Where is titanium found?

It is hard to find titanium as a pure element. However; titanium is found in parts of minerals as compounds in Earth’s crust. Titanium ranks the seventh most abundant metal and the ninth most abundant element in the Earth’s crust. Rutile and ilmenite are the minerals that considered the best source of titanium. Canada, Australia, and South Africa are the top producing countries of these ores. Titanium dioxide is the most common compound of titanium. Titanium is present in the sun, stars, and meteorites.

Usage of titanium:

Titanium mostly is used in the form of titanium dioxide (TiO2). Titanium dioxide is a bright whitish powder that has a number of industrial usages. It is used in the making of plastics, paint, paper, toothpaste, sports equipment, sunscreen, and cement, etc.

Titanium is alloyed with elements such as iron, nickel, vanadium, aluminum, and manganese to produce lightweight yet strong alloys. These alloys are useful in the making of missiles, aircraft, armor plating, naval ships, etc.

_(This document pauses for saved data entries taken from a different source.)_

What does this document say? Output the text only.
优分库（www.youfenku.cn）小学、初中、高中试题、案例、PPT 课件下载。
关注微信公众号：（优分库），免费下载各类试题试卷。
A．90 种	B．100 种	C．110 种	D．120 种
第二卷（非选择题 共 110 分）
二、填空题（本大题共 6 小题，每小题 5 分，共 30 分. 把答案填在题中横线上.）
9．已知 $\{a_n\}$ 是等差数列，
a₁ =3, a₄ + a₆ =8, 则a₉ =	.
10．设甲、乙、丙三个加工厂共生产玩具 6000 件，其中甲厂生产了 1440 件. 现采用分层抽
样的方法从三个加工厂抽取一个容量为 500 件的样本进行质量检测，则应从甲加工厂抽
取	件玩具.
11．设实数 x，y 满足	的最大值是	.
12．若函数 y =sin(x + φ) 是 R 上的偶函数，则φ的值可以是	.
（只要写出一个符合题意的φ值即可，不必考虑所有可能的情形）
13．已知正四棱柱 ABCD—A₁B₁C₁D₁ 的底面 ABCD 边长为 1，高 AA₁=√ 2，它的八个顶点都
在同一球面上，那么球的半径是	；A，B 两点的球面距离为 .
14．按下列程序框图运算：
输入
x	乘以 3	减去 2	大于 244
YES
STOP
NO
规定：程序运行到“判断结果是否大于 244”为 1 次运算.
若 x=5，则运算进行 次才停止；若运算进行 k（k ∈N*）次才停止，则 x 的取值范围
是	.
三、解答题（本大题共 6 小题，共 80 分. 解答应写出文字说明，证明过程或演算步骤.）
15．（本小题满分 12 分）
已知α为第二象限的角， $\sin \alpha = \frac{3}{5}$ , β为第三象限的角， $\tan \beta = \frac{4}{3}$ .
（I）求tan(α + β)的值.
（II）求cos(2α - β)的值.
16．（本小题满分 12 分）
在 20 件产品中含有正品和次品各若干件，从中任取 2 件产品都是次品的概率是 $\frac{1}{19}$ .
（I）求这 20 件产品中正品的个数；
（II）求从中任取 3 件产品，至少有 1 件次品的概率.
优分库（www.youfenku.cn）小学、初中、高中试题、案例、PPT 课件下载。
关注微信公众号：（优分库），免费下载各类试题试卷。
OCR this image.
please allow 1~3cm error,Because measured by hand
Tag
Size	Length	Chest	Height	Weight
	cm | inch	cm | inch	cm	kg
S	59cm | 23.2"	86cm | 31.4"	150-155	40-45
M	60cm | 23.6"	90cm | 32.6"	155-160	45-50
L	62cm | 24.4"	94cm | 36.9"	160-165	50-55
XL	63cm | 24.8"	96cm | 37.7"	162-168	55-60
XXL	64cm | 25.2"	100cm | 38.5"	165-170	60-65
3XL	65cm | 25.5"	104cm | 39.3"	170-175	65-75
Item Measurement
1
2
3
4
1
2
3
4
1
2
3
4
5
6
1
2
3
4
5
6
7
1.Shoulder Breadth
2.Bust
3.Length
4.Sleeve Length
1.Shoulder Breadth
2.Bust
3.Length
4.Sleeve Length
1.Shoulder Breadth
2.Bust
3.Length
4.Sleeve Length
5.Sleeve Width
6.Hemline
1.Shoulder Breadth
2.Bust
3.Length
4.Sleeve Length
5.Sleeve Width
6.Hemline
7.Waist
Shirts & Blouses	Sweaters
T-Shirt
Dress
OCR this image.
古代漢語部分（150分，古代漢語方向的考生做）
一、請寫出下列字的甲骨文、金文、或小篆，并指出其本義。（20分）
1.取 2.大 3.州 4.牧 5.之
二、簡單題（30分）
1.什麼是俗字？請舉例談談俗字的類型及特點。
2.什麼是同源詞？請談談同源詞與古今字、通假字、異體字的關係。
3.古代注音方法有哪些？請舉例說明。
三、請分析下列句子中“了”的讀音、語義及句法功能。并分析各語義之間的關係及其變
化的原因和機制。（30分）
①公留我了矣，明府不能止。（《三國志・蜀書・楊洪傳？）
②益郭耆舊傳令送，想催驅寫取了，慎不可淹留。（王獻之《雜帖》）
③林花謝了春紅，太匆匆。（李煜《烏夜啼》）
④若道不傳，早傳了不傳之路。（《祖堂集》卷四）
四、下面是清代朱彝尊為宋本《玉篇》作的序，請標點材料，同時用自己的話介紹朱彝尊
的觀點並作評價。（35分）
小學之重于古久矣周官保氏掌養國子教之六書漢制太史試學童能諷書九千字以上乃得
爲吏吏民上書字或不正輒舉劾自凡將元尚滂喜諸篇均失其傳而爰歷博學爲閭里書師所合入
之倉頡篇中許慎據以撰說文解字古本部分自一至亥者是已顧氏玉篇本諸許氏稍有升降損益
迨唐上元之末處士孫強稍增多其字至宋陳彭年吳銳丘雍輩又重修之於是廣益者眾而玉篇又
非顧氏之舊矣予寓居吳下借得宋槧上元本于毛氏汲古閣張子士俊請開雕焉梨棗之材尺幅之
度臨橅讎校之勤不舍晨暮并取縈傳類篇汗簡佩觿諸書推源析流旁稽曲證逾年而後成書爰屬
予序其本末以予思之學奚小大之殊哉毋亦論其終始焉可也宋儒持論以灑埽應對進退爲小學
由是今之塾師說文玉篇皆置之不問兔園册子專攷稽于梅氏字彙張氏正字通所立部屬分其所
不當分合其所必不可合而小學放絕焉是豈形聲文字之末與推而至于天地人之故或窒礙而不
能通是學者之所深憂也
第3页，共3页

Due to the quality of its resistance to corrosion makes it useful in seawater applications. Titanium metal is also used in the production of motorcycles and racing cars because of its strength and low weight.

The characteristics of strength to weight makes titanium valuable in the production of products like football helmet grills, laptops, tennis rackets, firearms, bicycle frames, and cooking utensils.

It’s non-toxic and is harmless to human body hence it is used in the making of a number of surgical tools and implants.

Titanium is used in medical applications like hip joint replacements and dental implants. Due to its durability titanium is also used in the making of jewelry like wristwatches, rings, earrings, etc.

It’s often used as a refractory metal due to its high melting point that is higher than 3000 degrees F. In Bilbao, Spain a famous Guggenheim Museum has its panels covered with titanium.


There are five stable isotopes of titanium that includes titanium-46, 47, 48, 49, and 50. The isotope titanium-48 is the major source of titanium found in nature (73.8% natural abundance). Titanium has eleven radioactive isotopes out of which seven has a life of fewer than 33 seconds. The few radioisotopes even have a life of less than half of one second.

Interesting attributes of titanium:

  • Titanium surface oxidizes readily when exposed to air.
  • Titanium is the only element that burns in pure nitrogen gas.
  • Containers of titanium are used to reserve nuclear waste.